King Raven has brought hope to the oppressed people of Wales--and fear to their Norman overlords. Along the way Friar Tuck has been the stalwart supporter of King Raven--bringing him much-needed guidance, wit, and faithful companionship.
Deceived by the self-serving King William and hunted by the treacherous Abbot Hugo and Sheriff de Glanville, Rhi Bran is forced to take matters into his own hands as King Raven. Aided by Tuck and his small but determined band of forest-dwelling outlaws, he ignites a rebellion that spreads through the Welsh valleys, forcing the wily monarch to marshal his army and march against little Elfael.
Filled with unforgettable characters, breathtaking suspense, and rousing battle scenes, Stephen R. Lawhead's masterful retelling of the Robin Hood legend reaches its stunning conclusion in Tuck. Steeped in Celtic mythology and the political intrigue of medieval Britain, Lawhead's trilogy conjures up an ancient past while holding a mirror to contemporary realities. Prepare for an epic tale that dares to shatter everything you thought you knew about Robin Hood.

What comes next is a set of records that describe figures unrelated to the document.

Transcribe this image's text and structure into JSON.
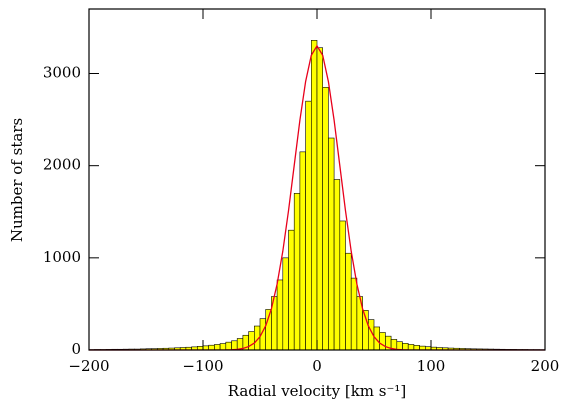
{
  "chart_data": {
    "type": "histogram",
    "xlabel": "Radial velocity [km s⁻¹]",
    "ylabel": "Number of stars",
    "bins": [
      -200,
      -195,
      -190,
      -185,
      -180,
      -175,
      -170,
      -165,
      -160,
      -155,
      -150,
      -145,
      -140,
      -135,
      -130,
      -125,
      -120,
      -115,
      -110,
      -105,
      -100,
      -95,
      -90,
      -85,
      -80,
      -75,
      -70,
      -65,
      -60,
      -55,
      -50,
      -45,
      -40,
      -35,
      -30,
      -25,
      -20,
      -15,
      -10,
      -5,
      0,
      5,
      10,
      15,
      20,
      25,
      30,
      35,
      40,
      45,
      50,
      55,
      60,
      65,
      70,
      75,
      80,
      85,
      90,
      95,
      100,
      105,
      110,
      115,
      120,
      125,
      130,
      135,
      140,
      145,
      150,
      155,
      160,
      165,
      170,
      175,
      180,
      185,
      190,
      195,
      200
    ],
    "values": [
      5,
      6,
      6,
      7,
      8,
      8,
      9,
      10,
      10,
      12,
      14,
      15,
      17,
      19,
      21,
      24,
      27,
      30,
      34,
      40,
      45,
      52,
      60,
      70,
      85,
      100,
      125,
      160,
      200,
      260,
      340,
      440,
      580,
      760,
      1000,
      1300,
      1700,
      2150,
      2700,
      3360,
      3280,
      2850,
      2300,
      1850,
      1400,
      1050,
      780,
      580,
      430,
      330,
      250,
      190,
      150,
      115,
      90,
      72,
      60,
      50,
      42,
      36,
      31,
      27,
      24,
      21,
      19,
      17,
      15,
      13,
      12,
      11,
      10,
      9,
      8,
      7,
      7,
      6,
      6,
      5,
      5,
      4
    ],
    "color": "#ffff00",
    "edgecolor": "#000000",
    "fit": {
      "color": "#e8001c",
      "x": [
        -200,
        -80,
        -75,
        -70,
        -65,
        -60,
        -55,
        -50,
        -45,
        -40,
        -35,
        -30,
        -25,
        -20,
        -15,
        -10,
        -5,
        0,
        5,
        10,
        15,
        20,
        25,
        30,
        35,
        40,
        45,
        50,
        55,
        60,
        65,
        70,
        75,
        80,
        200
      ],
      "values": [
        0,
        1,
        3,
        7,
        17,
        37,
        75,
        145,
        262,
        447,
        715,
        1071,
        1510,
        2002,
        2494,
        2912,
        3198,
        3300,
        3198,
        2912,
        2494,
        2002,
        1510,
        1071,
        715,
        447,
        262,
        145,
        75,
        37,
        17,
        7,
        3,
        1,
        0
      ]
    },
    "xlim": [
      -200,
      200
    ],
    "xticks": [
      {
        "value": -200,
        "label": "−200"
      },
      {
        "value": -100,
        "label": "−100"
      },
      0,
      100,
      200
    ],
    "ylim": [
      0,
      3700
    ],
    "yticks": [
      0,
      1000,
      2000,
      3000
    ]
  }
}
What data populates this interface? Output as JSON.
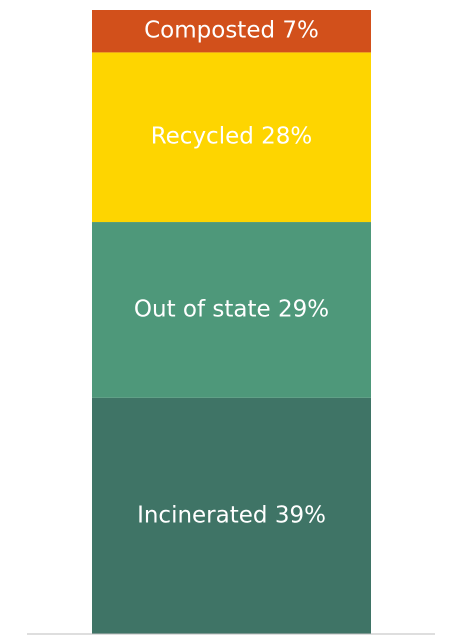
{
  "chart_data": {
    "type": "bar",
    "subtype": "stacked-100",
    "categories": [
      "Incinerated",
      "Out of state",
      "Recycled",
      "Composted"
    ],
    "values": [
      39,
      29,
      28,
      7
    ],
    "unit": "%",
    "labels": [
      "Incinerated 39%",
      "Out of state 29%",
      "Recycled 28%",
      "Composted 7%"
    ],
    "colors": [
      "#3f7466",
      "#4e987a",
      "#fed500",
      "#d2501b"
    ],
    "ylim": [
      0,
      103
    ],
    "title": "",
    "xlabel": "",
    "ylabel": "",
    "grid": false,
    "legend": "none"
  }
}
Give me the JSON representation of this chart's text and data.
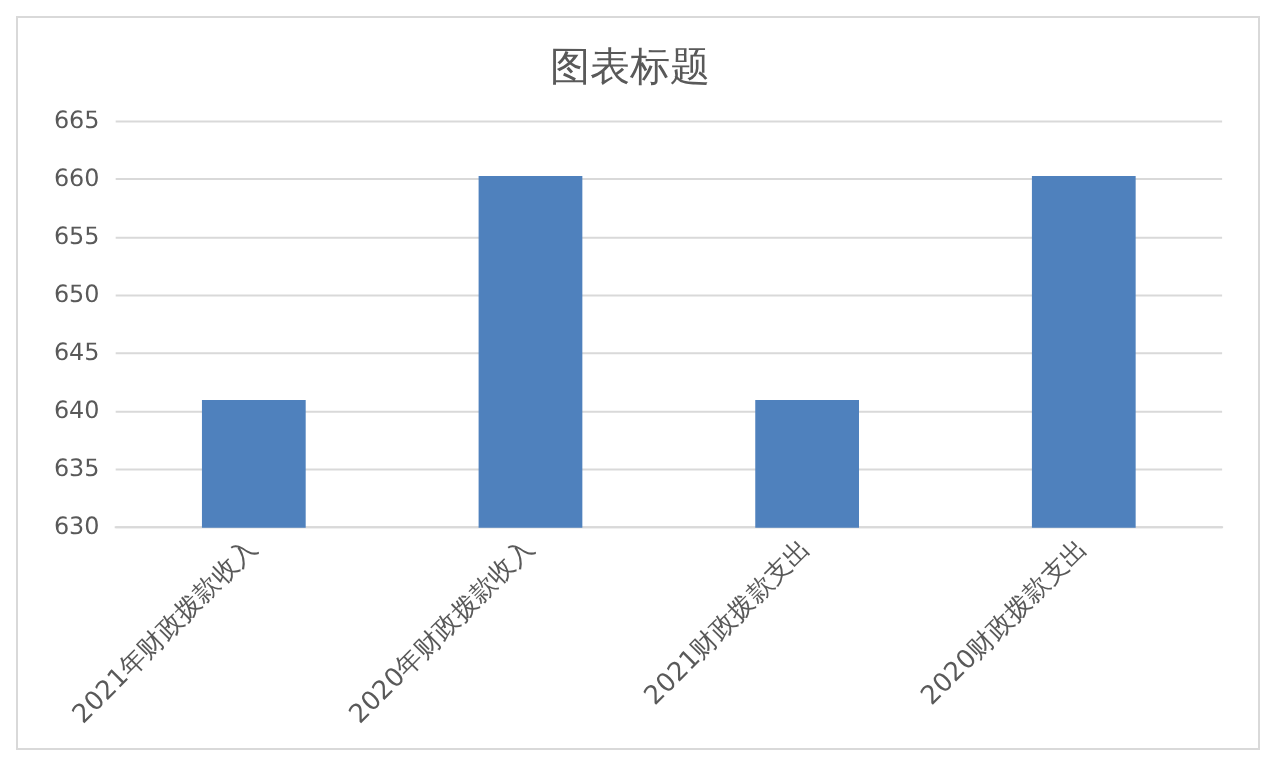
{
  "chart_data": {
    "type": "bar",
    "title": "图表标题",
    "categories": [
      "2021年财政拨款收入",
      "2020年财政拨款收入",
      "2021财政拨款支出",
      "2020财政拨款支出"
    ],
    "values": [
      641,
      660.3,
      641,
      660.3
    ],
    "color": "#4f81bd",
    "ylim": [
      630,
      665
    ],
    "yticks": [
      630,
      635,
      640,
      645,
      650,
      655,
      660,
      665
    ],
    "grid": "y",
    "legend": false
  }
}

As a writer it can be difficult to turn off that internal editor and critique everything I read. Few authors pen stories that allow me to enter their fictional worlds without being yanked out, that allow me to simply read for enjoyment. Lawhead is one of them. I read Tuck for the pleasure of it, still I had questions.
I loved the action and adventure, especially when the arrows were flying--why didn't the Normans bring their own arrows? Why did they forever enter these losing battles? One can only assume this was in keeping true to history, just as the British fought, their soldiers lined in row after row, rather than utilizing more strategic tactics.

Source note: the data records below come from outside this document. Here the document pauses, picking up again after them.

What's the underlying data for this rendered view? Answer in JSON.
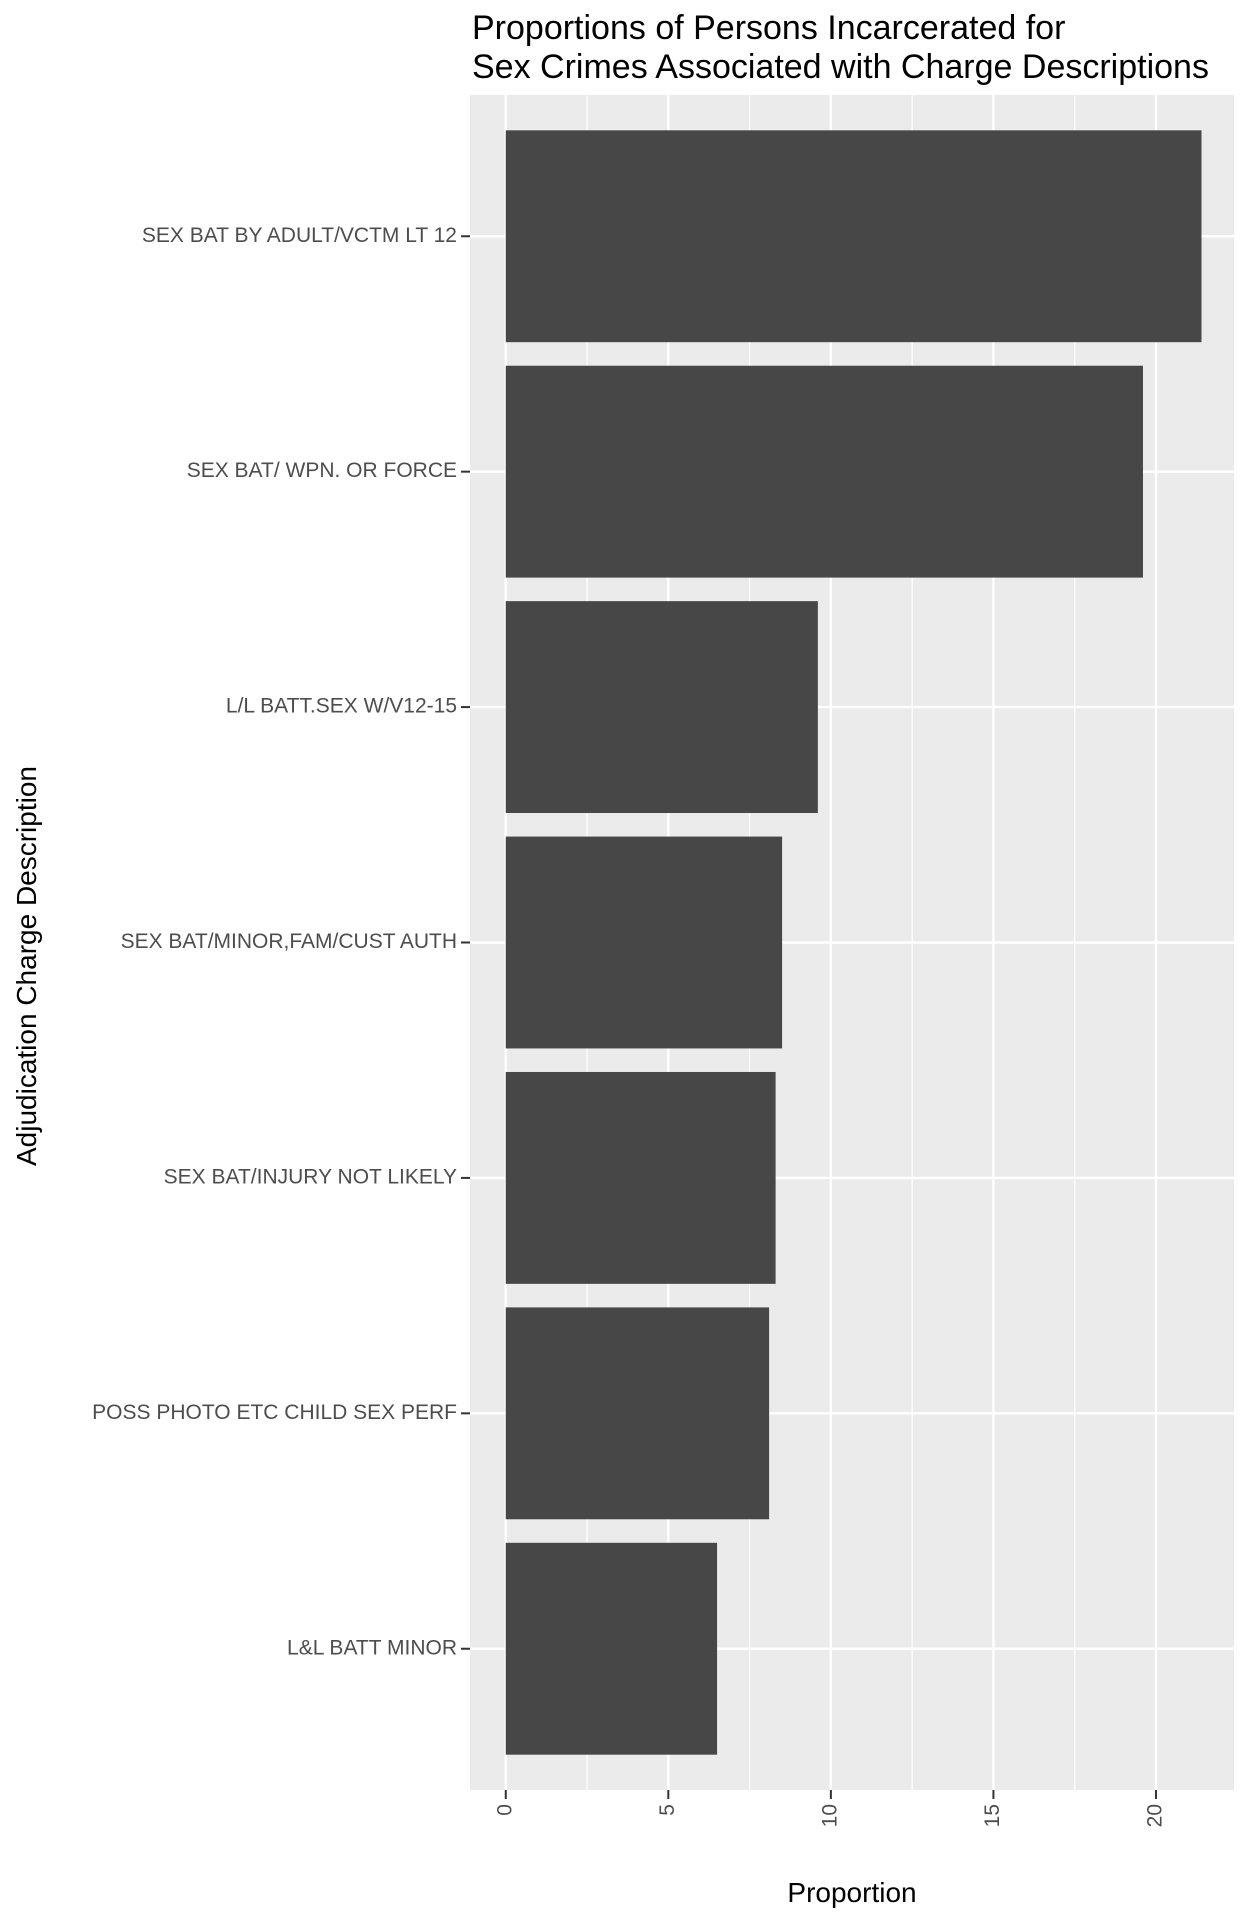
{
  "chart_data": {
    "type": "bar",
    "orientation": "horizontal",
    "title": "Proportions of Persons Incarcerated for Sex Crimes Associated with Charge Descriptions",
    "title_lines": [
      "Proportions of Persons Incarcerated for",
      "Sex Crimes Associated with Charge Descriptions"
    ],
    "xlabel": "Proportion",
    "ylabel": "Adjudication Charge Description",
    "categories": [
      "SEX BAT BY ADULT/VCTM LT 12",
      "SEX BAT/ WPN. OR FORCE",
      "L/L BATT.SEX W/V12-15",
      "SEX BAT/MINOR,FAM/CUST AUTH",
      "SEX BAT/INJURY NOT LIKELY",
      "POSS PHOTO ETC CHILD SEX PERF",
      "L&L BATT MINOR"
    ],
    "values": [
      21.4,
      19.6,
      9.6,
      8.5,
      8.3,
      8.1,
      6.5
    ],
    "xlim": [
      -1.1,
      22.4
    ],
    "x_ticks": [
      0,
      5,
      10,
      15,
      20
    ],
    "x_tick_labels": [
      "0",
      "5",
      "10",
      "15",
      "20"
    ],
    "grid": true,
    "legend": "none",
    "colors": {
      "panel_background": "#ebebeb",
      "grid_line": "#ffffff",
      "bar_fill": "#474747",
      "tick_text": "#4d4d4d",
      "title_text": "#000000"
    }
  }
}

Nevertheless, all played out well, believably, credibly. I was more than sorry to see the Banfaith--a prophetess, bard, seer Lawhead enjoys putting in his novels--die in such a horrid way, rather than knowing it was her time and tromping off to die somewhere in the woods. However, she died nobly, saving her people. As a seer, I would think she could have seen trouble coming, and hidden them away safely before the lost soldiers discovered their hidden camp. Alas! All things work for good and there was meaning even in her death.

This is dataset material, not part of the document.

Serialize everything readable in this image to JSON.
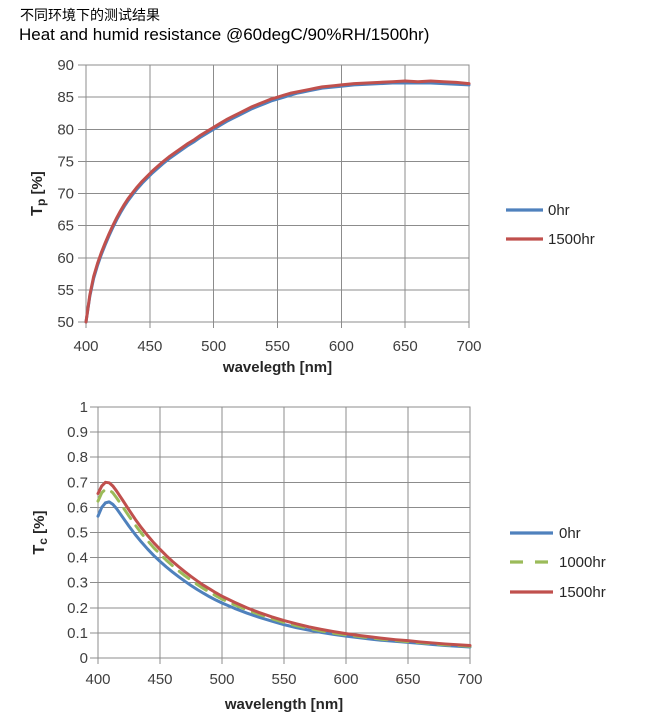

Along with the Banfaith, one of my favorite phrases I see in Lawhead's work is his reference to God as the Swift Sure Hand. Would that we all had our own particular and unique reference to Him.
Regarding the phantom,
For as they stood looking at the boulders in their path, there arose a thin, bloodless cry--like that of the wind when it moans in the high tree branches, but no kindly breeze lifted the leaves. The soldiers glanced around furiously, trying to discover the source of the sound. The cry became a shriek, gathering strength, filling the surrounding woodland with a call at once unnatural and unnerving, full of all the mystery of the greenwood--as if the forest itself had taken voice to shout its outrage at the presence of the Ffreinc.
I can't begin to imagine this sound. Did Bran make this himself? Or did he use an unearthly mythical instrument of some kind. Maybe this was in playing into the mythical tone intended for the story, and I'm certainly willing to buy into it.
Stephen Lawhead is one of my favorite author, among my favorite books are Byzantium, Song of Albion series, and Scarlet.